Die Aria der Goldberg-Variationen von Johann Sebastian Bach ist zweiteilig angelegt und besteht aus 16 und noch einmal 16 Takten. Diese 32 Takte korrespondieren mit den 32 Sätzen des Werkes. Die Variationen bauen auf der Basslinie auf, die ihrerseits eine Erweiterung der achttaktigen Basslinie auf 32 Takte darstellt und die Georg Friedrich Händel später für einen Satz von 64 Variationen verwendete. Mehr Struktur geht bald nicht, oder? Für Ken muss das eine überwältigende Entdeckung gewesen sein. Tatsächlich dürfte er das Gefühl gehabt haben, eine Art Welt-Sinfonie zu hören – so elementar wie, aber zugleich ungleich schöner als das Grundrauschen im Universum, von dem zu Bachs und Händels Zeit niemand auch nur eine Ahnung hatte. Andererseits hätte Ken Bachs und Händels Musik niemals verstehen wollen: „Ich will sie nur mit meinen Ohren hören“, hat er einmal notiert. So wie er immer wieder auszog, zu den Färöer-Inseln oder nach Island, um den Odem dieser Orte einzuatmen und sie am Ende in der selben Sprache zu beschreiben oder – um im Bild zu bleiben – zu hören, wie den geliebten Gendarmenstieg vor seiner Haustür. In seiner: Ken Dennings Sprache und seinen, Ken Dennings Farbklängen! „Music on the wall“ lautete dann auch der Titel seiner vorletzten Ausstellung zu Lebzeiten auf Gut Wittmoldt bei Plön.
Textile Sonden, um Raum und Zeit zu erkunden
In Annes fragilen Installationen wiederum schwärmen textile Sonden aus, um Raum und Zeit zu erkunden, und spiegeln dabei letztlich – wie bei Ken – grundsätzliche an persönlichen Fragestellungen und Erfahrungen. Oder anders gesagt: Annes Arbeiten stützen sich in ihrer Wirkung auf den Raum, den sie erzeugen. Gelegentlich kombiniert sie dabei textile Kompositionen mit Fotografie und Grafik – so wie Ken zuletzt wieder Landschafts-Fotografien übermalte, die ihm bereits zu Beginn seiner künstlerischen Arbeit als „Nagel“ dienten, an dem er, Zitat, seinen „Mantel aufhängen“ konnte. Nicht von ungefähr lobt Kollege Falko Behrendt, der heute gern dabei gewesen wäre, aber in seiner Druckwerkstatt in Wameln letztmalig Gelegenheit hat, besonders große Radierungen zu drucken, Kens „grafischen Reichtum“, den er – Zitat – „auf engstem Raum zu entfalten versteht“. Hinzu kommt bei Anne wie bei Ken eine gewisse Transparenz, eine konzertierte Durchlässigkeit, die bei ihr dank des Materials, mit dem sie arbeitet, augenfälliger ist als bei ihm. Von welch elementarer Bedeutung sie aber auch für Ken ist, bringt seine Maxime „Die Seele braucht in jedem Bild einen Punkt, durch den sie entweichen kann“ zum Ausdruck.

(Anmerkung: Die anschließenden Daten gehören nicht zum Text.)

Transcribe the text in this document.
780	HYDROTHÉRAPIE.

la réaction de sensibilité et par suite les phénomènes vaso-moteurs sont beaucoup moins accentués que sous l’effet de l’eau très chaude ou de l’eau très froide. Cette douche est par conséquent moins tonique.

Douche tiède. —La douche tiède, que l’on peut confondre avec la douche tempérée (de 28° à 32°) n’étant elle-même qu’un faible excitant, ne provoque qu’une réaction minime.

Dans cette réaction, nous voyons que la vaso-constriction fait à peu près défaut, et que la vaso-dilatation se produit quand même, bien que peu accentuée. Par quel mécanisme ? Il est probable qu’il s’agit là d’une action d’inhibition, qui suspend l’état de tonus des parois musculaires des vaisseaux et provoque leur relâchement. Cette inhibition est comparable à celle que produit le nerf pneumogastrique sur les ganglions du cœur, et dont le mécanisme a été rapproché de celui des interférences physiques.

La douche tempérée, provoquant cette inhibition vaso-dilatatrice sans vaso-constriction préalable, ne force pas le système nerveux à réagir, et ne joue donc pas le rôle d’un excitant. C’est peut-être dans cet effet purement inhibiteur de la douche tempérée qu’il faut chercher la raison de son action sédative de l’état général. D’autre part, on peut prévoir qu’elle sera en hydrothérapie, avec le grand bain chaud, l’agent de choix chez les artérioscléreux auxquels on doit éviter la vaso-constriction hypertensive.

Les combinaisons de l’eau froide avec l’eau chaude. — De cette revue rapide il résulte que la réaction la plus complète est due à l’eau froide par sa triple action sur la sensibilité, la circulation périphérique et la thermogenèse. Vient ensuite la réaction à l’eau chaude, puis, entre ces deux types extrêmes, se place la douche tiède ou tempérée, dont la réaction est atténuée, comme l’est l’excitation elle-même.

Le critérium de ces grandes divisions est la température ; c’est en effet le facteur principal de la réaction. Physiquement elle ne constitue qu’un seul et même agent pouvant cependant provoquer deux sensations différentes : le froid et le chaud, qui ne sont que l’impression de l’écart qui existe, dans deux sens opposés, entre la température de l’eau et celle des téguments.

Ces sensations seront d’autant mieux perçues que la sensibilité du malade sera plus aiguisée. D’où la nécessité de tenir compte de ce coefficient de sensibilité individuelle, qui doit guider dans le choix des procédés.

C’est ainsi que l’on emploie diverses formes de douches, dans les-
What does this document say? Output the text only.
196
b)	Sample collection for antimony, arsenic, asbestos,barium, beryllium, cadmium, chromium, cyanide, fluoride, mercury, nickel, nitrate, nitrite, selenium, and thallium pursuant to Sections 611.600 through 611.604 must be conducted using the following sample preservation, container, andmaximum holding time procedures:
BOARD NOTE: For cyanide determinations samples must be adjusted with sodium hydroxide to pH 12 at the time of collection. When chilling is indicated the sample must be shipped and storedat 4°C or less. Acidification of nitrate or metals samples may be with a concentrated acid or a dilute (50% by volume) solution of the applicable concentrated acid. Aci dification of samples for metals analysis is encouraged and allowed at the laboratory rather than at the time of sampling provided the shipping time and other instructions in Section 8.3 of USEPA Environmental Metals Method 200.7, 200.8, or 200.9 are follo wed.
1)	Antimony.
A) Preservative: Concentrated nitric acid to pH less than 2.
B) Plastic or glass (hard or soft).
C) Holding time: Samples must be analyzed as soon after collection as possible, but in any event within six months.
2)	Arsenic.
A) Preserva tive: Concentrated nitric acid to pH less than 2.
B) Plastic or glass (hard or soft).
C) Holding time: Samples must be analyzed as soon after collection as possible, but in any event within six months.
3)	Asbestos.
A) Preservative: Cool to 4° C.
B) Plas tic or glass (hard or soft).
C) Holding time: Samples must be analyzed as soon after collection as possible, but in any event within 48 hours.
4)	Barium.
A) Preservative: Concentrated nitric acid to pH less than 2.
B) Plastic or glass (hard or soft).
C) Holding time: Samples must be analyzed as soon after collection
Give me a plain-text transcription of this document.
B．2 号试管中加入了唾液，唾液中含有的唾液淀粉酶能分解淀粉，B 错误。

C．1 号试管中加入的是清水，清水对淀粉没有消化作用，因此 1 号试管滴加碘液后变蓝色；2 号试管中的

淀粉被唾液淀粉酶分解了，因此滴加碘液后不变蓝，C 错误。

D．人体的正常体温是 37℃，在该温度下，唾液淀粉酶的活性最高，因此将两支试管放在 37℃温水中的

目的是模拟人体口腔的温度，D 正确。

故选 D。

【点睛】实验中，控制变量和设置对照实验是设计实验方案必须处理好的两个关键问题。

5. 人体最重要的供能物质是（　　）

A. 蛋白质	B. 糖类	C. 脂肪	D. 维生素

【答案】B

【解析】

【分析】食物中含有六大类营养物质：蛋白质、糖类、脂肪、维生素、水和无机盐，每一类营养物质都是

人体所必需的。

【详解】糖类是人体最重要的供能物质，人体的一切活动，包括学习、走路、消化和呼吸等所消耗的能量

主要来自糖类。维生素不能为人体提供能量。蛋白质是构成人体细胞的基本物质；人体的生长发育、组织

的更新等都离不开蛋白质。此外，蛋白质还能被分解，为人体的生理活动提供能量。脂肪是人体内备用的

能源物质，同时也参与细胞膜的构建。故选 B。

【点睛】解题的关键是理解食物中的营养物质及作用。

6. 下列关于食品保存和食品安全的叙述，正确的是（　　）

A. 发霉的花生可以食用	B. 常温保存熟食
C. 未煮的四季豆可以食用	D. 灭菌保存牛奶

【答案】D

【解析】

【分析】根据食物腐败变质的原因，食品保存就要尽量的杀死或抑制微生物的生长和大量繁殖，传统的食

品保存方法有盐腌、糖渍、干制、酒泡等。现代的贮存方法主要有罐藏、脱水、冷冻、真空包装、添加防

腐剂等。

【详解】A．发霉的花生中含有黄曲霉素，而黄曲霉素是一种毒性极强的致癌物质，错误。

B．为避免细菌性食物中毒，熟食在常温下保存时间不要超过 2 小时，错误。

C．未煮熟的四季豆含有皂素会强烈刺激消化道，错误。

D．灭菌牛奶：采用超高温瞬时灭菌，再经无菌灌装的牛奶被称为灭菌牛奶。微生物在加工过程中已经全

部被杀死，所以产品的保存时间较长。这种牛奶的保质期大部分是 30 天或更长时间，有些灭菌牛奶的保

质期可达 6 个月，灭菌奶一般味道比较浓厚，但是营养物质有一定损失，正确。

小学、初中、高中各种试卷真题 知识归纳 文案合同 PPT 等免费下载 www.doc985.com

Bei Annes jüngsten Arbeiten fällt eine abermalige Verdichtung auf. Noch entschiedener wird der einzelne Faden in den Fokus gerückt, darf er in wechselnden Wirkungszusammenhängen seine ganze Ursprünglichkeit und Unmittelbarkeit ausleben. Welchen Einfluss haben Licht und Schatten, haben die jeweiligen räumlichen Bedingungen auf diesen Konzentrationsprozess? Und welche neuen künstlerischen Dimensionen lassen sich aus dieser Erfahrung ableiten? Auch hier geht es in erster und letzter Instanz um Struktur, aber mehr noch um Einlassung, Neugier und Kreativität, die selbst in unserer Transzendenz-losen Zeit Lust auf Abenteuer machen.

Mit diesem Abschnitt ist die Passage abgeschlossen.